Having initially joined the Greater German People's Party, he switched to the Austrian Nazi Party in 1922, which he left in 1927. In February 1931, he once again joined the NSDAP, which won influence in local council and provincial elections in Carinthia in 1931 and 1932. Klausner was an early and ardent proponent of Nazism in Carinthia. He was appointed Deputy Gauleiter in January 1933, Bezirksleiter (District Leader) of Klagenfurt in March, and on 5 May 1933, he advanced to the position of Gauleiter of the still-outlawed Nazi Party in Carinthia. Klausner's influence grew during the incarceration of Austrian Nazi Party Leader (Landesleiter) Josef Leopold in 1935-1936 and he was viewed by some as the de facto party leader.[1] During the time of Austrofascism in the Federal State of Austria (Ständestaat), Klausner was interned for a few months several times in 1935, 1936 and 1937.

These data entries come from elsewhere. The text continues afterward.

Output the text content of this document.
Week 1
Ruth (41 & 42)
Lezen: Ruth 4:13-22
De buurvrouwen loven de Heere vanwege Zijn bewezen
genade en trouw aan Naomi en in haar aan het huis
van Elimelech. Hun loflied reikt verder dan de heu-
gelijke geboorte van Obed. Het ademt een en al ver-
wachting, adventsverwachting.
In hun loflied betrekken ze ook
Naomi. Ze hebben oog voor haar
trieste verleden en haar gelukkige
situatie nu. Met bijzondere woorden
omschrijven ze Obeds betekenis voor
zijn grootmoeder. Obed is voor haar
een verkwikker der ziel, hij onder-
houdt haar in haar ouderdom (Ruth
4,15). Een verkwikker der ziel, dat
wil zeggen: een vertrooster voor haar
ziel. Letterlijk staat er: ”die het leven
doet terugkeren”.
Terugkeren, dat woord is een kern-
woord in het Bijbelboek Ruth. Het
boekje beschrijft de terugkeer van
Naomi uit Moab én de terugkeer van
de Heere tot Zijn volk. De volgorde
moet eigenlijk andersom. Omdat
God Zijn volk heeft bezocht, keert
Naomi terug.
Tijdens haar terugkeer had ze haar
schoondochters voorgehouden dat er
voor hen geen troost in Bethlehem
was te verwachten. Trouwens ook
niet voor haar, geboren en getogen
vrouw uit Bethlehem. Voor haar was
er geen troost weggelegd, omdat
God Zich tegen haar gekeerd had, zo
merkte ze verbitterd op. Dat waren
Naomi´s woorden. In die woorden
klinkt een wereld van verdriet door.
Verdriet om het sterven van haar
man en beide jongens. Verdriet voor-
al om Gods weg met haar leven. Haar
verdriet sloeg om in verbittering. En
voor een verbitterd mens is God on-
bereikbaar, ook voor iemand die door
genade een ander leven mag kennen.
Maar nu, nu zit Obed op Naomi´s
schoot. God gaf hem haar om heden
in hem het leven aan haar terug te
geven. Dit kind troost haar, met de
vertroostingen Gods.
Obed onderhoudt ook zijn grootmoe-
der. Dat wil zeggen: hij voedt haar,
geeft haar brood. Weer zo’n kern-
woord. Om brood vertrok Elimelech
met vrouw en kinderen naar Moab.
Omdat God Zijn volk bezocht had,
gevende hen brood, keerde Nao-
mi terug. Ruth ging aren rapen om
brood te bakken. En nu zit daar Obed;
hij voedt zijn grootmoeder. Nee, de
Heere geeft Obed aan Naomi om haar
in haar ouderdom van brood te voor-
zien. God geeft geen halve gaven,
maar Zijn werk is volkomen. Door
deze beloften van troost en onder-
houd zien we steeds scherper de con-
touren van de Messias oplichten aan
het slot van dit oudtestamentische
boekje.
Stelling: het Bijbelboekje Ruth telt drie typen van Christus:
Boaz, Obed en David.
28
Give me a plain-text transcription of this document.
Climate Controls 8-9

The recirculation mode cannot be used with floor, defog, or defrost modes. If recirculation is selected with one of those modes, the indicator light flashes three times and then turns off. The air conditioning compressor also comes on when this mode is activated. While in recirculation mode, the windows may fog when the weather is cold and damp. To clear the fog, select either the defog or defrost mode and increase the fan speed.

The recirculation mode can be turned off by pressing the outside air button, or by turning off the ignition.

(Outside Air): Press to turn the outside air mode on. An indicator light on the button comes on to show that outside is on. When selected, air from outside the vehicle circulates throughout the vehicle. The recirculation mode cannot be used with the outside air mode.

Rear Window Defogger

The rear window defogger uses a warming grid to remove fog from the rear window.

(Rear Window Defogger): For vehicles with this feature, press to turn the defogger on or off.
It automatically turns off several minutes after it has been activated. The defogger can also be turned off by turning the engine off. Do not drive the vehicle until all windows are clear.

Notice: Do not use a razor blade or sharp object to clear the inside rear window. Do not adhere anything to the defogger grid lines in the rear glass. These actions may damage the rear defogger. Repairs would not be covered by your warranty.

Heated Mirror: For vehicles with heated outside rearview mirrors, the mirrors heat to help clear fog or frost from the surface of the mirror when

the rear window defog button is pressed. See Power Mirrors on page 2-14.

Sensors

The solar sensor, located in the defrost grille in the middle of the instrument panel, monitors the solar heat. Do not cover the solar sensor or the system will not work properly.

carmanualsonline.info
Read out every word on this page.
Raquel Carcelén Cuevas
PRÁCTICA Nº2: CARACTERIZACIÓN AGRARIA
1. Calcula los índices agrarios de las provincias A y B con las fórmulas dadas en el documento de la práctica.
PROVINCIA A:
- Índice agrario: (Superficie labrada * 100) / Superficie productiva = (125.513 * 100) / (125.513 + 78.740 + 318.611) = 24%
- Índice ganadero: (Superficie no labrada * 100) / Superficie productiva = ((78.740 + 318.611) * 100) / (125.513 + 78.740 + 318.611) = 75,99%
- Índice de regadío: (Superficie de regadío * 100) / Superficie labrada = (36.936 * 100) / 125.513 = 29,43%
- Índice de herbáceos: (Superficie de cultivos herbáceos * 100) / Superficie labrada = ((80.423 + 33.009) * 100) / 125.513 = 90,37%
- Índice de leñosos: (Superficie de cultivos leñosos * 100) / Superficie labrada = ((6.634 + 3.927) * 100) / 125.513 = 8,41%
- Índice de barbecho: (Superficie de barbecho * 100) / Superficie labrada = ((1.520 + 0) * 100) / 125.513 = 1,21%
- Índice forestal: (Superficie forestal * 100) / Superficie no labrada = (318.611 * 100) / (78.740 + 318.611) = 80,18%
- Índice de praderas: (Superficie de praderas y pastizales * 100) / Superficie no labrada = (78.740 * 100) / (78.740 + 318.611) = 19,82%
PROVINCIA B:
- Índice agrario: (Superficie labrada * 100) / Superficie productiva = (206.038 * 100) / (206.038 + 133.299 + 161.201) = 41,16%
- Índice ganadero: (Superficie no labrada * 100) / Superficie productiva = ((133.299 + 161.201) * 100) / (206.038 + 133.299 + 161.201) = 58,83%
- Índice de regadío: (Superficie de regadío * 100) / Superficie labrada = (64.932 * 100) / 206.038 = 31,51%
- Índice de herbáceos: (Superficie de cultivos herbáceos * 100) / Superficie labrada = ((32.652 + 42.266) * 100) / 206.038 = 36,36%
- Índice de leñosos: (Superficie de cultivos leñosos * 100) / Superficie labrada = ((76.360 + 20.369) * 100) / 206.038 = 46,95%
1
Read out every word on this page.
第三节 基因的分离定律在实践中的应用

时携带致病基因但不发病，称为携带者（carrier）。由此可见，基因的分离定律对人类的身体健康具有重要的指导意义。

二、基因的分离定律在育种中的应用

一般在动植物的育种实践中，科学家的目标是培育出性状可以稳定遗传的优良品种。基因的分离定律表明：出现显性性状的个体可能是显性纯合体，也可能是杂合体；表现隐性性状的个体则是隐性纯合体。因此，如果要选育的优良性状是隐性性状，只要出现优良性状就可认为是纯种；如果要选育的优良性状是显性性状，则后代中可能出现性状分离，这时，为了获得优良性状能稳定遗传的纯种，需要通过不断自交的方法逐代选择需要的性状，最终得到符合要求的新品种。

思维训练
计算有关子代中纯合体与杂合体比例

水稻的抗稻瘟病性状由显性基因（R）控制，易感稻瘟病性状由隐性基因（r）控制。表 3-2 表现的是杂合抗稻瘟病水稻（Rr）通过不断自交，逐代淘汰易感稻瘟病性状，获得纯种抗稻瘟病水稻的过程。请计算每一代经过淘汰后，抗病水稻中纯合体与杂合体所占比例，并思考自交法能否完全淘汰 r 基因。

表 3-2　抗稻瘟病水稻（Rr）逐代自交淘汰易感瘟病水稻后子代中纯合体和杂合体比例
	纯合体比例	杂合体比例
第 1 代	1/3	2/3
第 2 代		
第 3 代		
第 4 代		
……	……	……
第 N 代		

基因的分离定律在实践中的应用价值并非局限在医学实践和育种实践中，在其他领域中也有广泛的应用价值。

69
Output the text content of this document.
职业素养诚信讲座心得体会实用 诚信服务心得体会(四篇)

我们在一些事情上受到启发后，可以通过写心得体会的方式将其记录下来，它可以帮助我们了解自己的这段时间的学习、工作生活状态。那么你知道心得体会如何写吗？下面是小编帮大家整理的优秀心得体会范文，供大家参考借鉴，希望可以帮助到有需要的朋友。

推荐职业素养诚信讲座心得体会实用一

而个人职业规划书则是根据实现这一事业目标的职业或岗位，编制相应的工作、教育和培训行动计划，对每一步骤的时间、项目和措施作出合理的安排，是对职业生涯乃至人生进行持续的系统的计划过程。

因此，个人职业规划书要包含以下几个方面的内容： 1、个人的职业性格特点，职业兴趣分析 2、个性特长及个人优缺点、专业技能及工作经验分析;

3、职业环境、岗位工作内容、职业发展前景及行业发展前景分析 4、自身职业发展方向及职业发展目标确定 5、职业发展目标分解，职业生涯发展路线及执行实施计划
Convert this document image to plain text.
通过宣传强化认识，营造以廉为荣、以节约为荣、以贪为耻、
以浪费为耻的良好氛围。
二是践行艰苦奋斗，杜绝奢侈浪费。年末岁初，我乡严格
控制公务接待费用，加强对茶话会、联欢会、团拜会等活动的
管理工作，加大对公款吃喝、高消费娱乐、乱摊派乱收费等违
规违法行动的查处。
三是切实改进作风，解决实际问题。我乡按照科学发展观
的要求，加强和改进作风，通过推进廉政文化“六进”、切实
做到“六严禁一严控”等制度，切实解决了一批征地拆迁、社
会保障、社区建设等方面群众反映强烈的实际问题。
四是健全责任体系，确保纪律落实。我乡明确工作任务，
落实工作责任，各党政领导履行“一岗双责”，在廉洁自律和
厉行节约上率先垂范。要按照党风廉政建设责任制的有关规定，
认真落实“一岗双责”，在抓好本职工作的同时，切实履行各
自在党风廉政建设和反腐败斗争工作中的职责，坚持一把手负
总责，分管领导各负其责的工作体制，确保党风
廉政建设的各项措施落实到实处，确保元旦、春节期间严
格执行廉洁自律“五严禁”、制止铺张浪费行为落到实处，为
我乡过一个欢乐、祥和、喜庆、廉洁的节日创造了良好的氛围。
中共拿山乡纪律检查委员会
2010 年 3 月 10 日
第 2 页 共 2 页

His arrests for political reasons however, could not keep him from further advancing the Nazi movement. His home in Latschach near Finkenstein became a venue for meetings with other leading Carinthian Nazis such as Friedrich Rainer and Odilo Globocnik. Klausner resigned as Gauleiter on 9 October 1936 in a policy dispute with Leopold, who favored a more independent Austrian approach as opposed to the Greater-German ideas of Klausner and his associates. Things reached a climax on 21 February 1938 when Leopold was removed as Landesleiter of the Nazi Party by Adolf Hitler and replaced with Klausner.[2]